Pouvoir d'achat: La hausse est-elle durable?
CONSOMMATION•Selon l'Insee, l'indicateur est redevenu positif en 2014 pour la première fois depuis trois ans...Oihana Gabriel
«Un cocktail plutôt favorable.» Voilà comment Philippe Moati, professeur d’économie à l’université Paris-Diderot Paris-VII et cofondateur de l’Observatoire société et consommation (Obsoco) résume les derniers chiffres de l’Insee concernant le pouvoir d’achat. Pour la première fois depuis trois ans, cet indicateur est à la hausse: autour de 0,5% sur les trois premiers trimestres.
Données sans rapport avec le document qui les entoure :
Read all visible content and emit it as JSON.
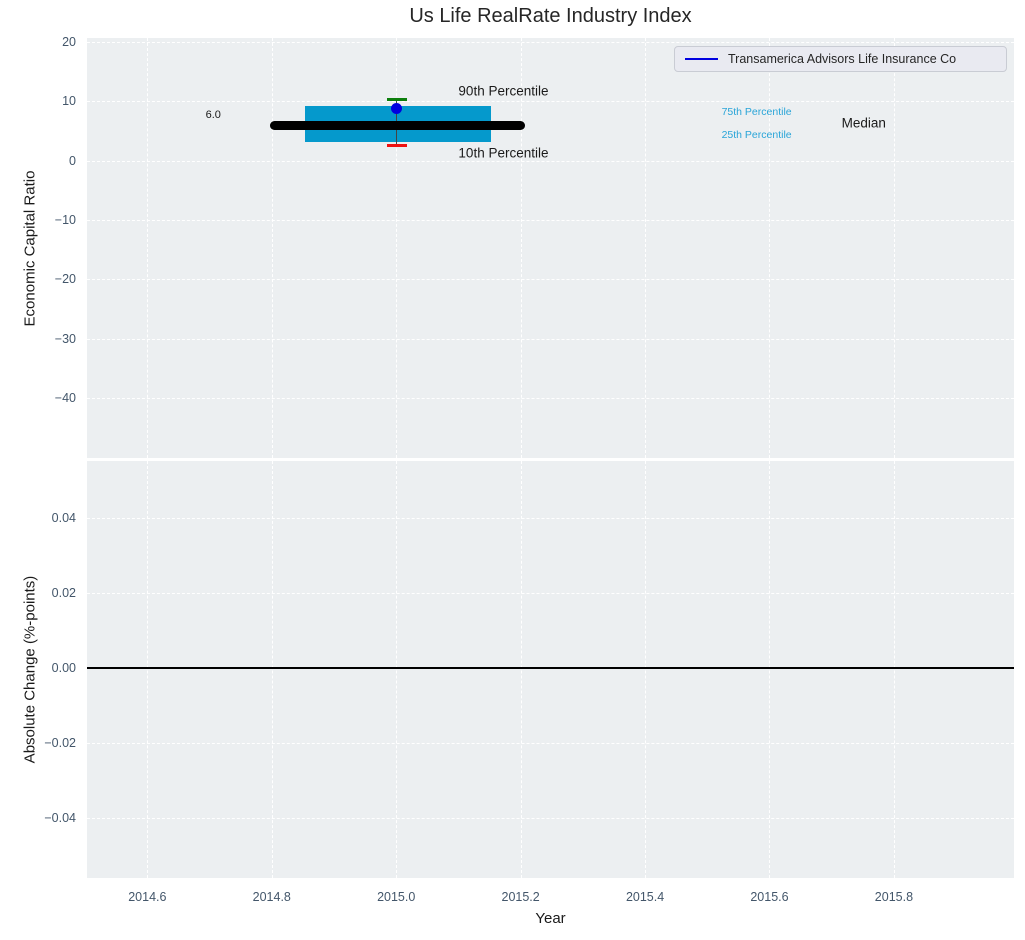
{
  "legend": {
    "label": "Transamerica Advisors Life Insurance Co"
  },
  "colors": {
    "plot_bg": "#eceff1",
    "grid": "#ffffff",
    "tick_label": "#43566a",
    "text": "#1a1a1a",
    "box_fill": "#0599cc",
    "percentile_label": "#2aa5d8",
    "median_line": "#000000",
    "whisker": "#444444",
    "cap_90": "#0d7f0d",
    "cap_10": "#ee1111",
    "company_marker": "#0000e0",
    "zero_line": "#000000"
  },
  "chart_data": [
    {
      "type": "boxplot",
      "title": "Us Life RealRate Industry Index",
      "xlabel": "Year",
      "ylabel": "Economic Capital Ratio",
      "xlim": [
        2014.503,
        2015.993
      ],
      "ylim": [
        -50.1,
        20.7
      ],
      "grid": true,
      "grid_style": "dashed",
      "legend_position": "upper right",
      "x_ticks": [
        {
          "v": 2014.6,
          "label": "2014.6"
        },
        {
          "v": 2014.8,
          "label": "2014.8"
        },
        {
          "v": 2015.0,
          "label": "2015.0"
        },
        {
          "v": 2015.2,
          "label": "2015.2"
        },
        {
          "v": 2015.4,
          "label": "2015.4"
        },
        {
          "v": 2015.6,
          "label": "2015.6"
        },
        {
          "v": 2015.8,
          "label": "2015.8"
        }
      ],
      "y_ticks": [
        {
          "v": 20,
          "label": "20"
        },
        {
          "v": 10,
          "label": "10"
        },
        {
          "v": 0,
          "label": "0"
        },
        {
          "v": -10,
          "label": "−10"
        },
        {
          "v": -20,
          "label": "−20"
        },
        {
          "v": -30,
          "label": "−30"
        },
        {
          "v": -40,
          "label": "−40"
        }
      ],
      "box": {
        "x_center": 2015.0,
        "box_x_range": [
          2014.853,
          2015.152
        ],
        "median_x_range": [
          2014.797,
          2015.207
        ],
        "cap_x_range": [
          2014.985,
          2015.017
        ],
        "p10": 2.5,
        "p25": 3.2,
        "median": 6.0,
        "p75": 9.3,
        "p90": 10.4,
        "median_label": "6.0",
        "company": {
          "name": "Transamerica Advisors Life Insurance Co",
          "x": 2015.0,
          "y": 8.8
        }
      },
      "annotations": [
        {
          "text": "90th Percentile",
          "x": 2015.1,
          "y": 11.8,
          "align": "left",
          "size": 13.5,
          "color": "#1a1a1a"
        },
        {
          "text": "10th Percentile",
          "x": 2015.1,
          "y": 1.3,
          "align": "left",
          "size": 13.5,
          "color": "#1a1a1a"
        },
        {
          "text": "6.0",
          "x": 2014.706,
          "y": 7.8,
          "align": "center",
          "size": 11,
          "color": "#1a1a1a"
        },
        {
          "text": "75th Percentile",
          "x": 2015.523,
          "y": 8.2,
          "align": "left",
          "size": 10.5,
          "color": "#2aa5d8"
        },
        {
          "text": "25th Percentile",
          "x": 2015.523,
          "y": 4.4,
          "align": "left",
          "size": 10.5,
          "color": "#2aa5d8"
        },
        {
          "text": "Median",
          "x": 2015.716,
          "y": 6.4,
          "align": "left",
          "size": 13.5,
          "color": "#1a1a1a"
        }
      ]
    },
    {
      "type": "line",
      "xlabel": "Year",
      "ylabel": "Absolute Change (%-points)",
      "xlim": [
        2014.503,
        2015.993
      ],
      "ylim": [
        -0.056,
        0.0552
      ],
      "grid": true,
      "grid_style": "dashed",
      "y_ticks": [
        {
          "v": 0.04,
          "label": "0.04"
        },
        {
          "v": 0.02,
          "label": "0.02"
        },
        {
          "v": 0.0,
          "label": "0.00"
        },
        {
          "v": -0.02,
          "label": "−0.02"
        },
        {
          "v": -0.04,
          "label": "−0.04"
        }
      ],
      "zero_line": 0.0,
      "series": []
    }
  ]
}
Si les chiffres sur un an ne sont pas encore définitifs, le pouvoir d’achat pourrait dépasser 1%, pronostique Philippe Moati.
Cette bonne nouvelle s'explique par quatre phénomènes. D’abord par la baisse du prix du pétrole, qui a allégé la facture des ménages. Ensuite, parce que les salaires continuent d’augmenter: +1,4% sur un an. Cet effet étant conjugué à une inflation nulle, le portefeuille des Français s’en trouve mieux garni. Enfin, quatrième donnée de taille: «La pression fiscale a augmenté moins vite en 2014 qu’en 2013, souligne Philippe Moati. Ces dernières années, on avait une mauvaise conjoncture qui s’ajoutait à une pression fiscale croissante.»
Une légère embellie portée par la baisse de l’inflation…
Une embellie toute relative. D’abord parce que 1% de pouvoir d’achat en plus, c’est encore loin des 2% observés entre 1998 et 2007. Par ailleurs, «il faudra attendre des données plus précises pour vérifier si cette hausse profite à tous ou si les inégalités se perpétuent, nuance Philippe Moati. En 2012, l’évolution du pouvoir d’achat avait été peu favorable pour les 10% les plus pauvres. Mais depuis, on assiste à une inversion: avec ce gouvernement, le pouvoir d’achat baisse plus rapidement pour les plus riches que pour l’ensemble des ménages.»
Cinq bonnes nouvelles qui peuvent faire croire à la reprise
Ensuite, pas sûr que cette légère embellie soit durable. «On a eu un coup de pouce qui s’achève, reprend l’économiste. D’abord parce que le prix du pétrole va certainement repartir à la hausse. En effet, on le paie en dollars or la baisse de l’euro par rapport à la monnaie américaine va forcément faire grimper le prix du litre.» En février déjà, le prix du pétrole commençait à frémir. «Ensuite, la politique monétaire de la Banque centrale européenne (BCE) qui vise à relancer l’inflation va sans doute porter ses fruits, ce qui devrait amputer le pouvoir d'achat. Et c’est salutaire car, même si à court terme, on est content de voir les prix baisser, la déflation est dangereuse.» Enfin, rien ne dit que les salaires, en temps de chômage massif, vont continuer à augmenter en 2015.
…Qui peut devenir durable si la croissance revient
A l’inverse deux phénomènes encouragent cette hausse du pouvoir d’achat. «Cette embellie, portée par la croissance et une moindre pression fiscale serait plus durable», assure Philippe Moati. En effet, le gouvernement a promis que les impôts n’augmenteraient plus. Et la suppression de la première tranche de l’impôt sur le revenu va redonner des marges de manœuvre aux ménages les moins bien payés.
«Aujourd’hui, on ne retrouve pas une augmentation de la consommation à la hauteur de celle du pouvoir d’achat. Car les Français ont profité de ce coup de pouce pour épargner. Ils ont absorbé le choc fiscal en réduisant leur épargne en 2012 alors que nos enquêtes à l’Obsoco révèlent l’inquiétude pour l’avenir et le désir d’économiser. Mais si le pouvoir d’achat continue de croître en 2015, étant donné que le taux d’épargne est déjà élevé (15,8% au 3e trimestre), il devrait stimuler la consommation… et donc la croissance.» Dont les prévisions ont été revues à la hausse: 1,1% en 2015 et 1,7% en 2016. Encore une raison d'espérer que le pouvoir d’achat va continuer de grimper.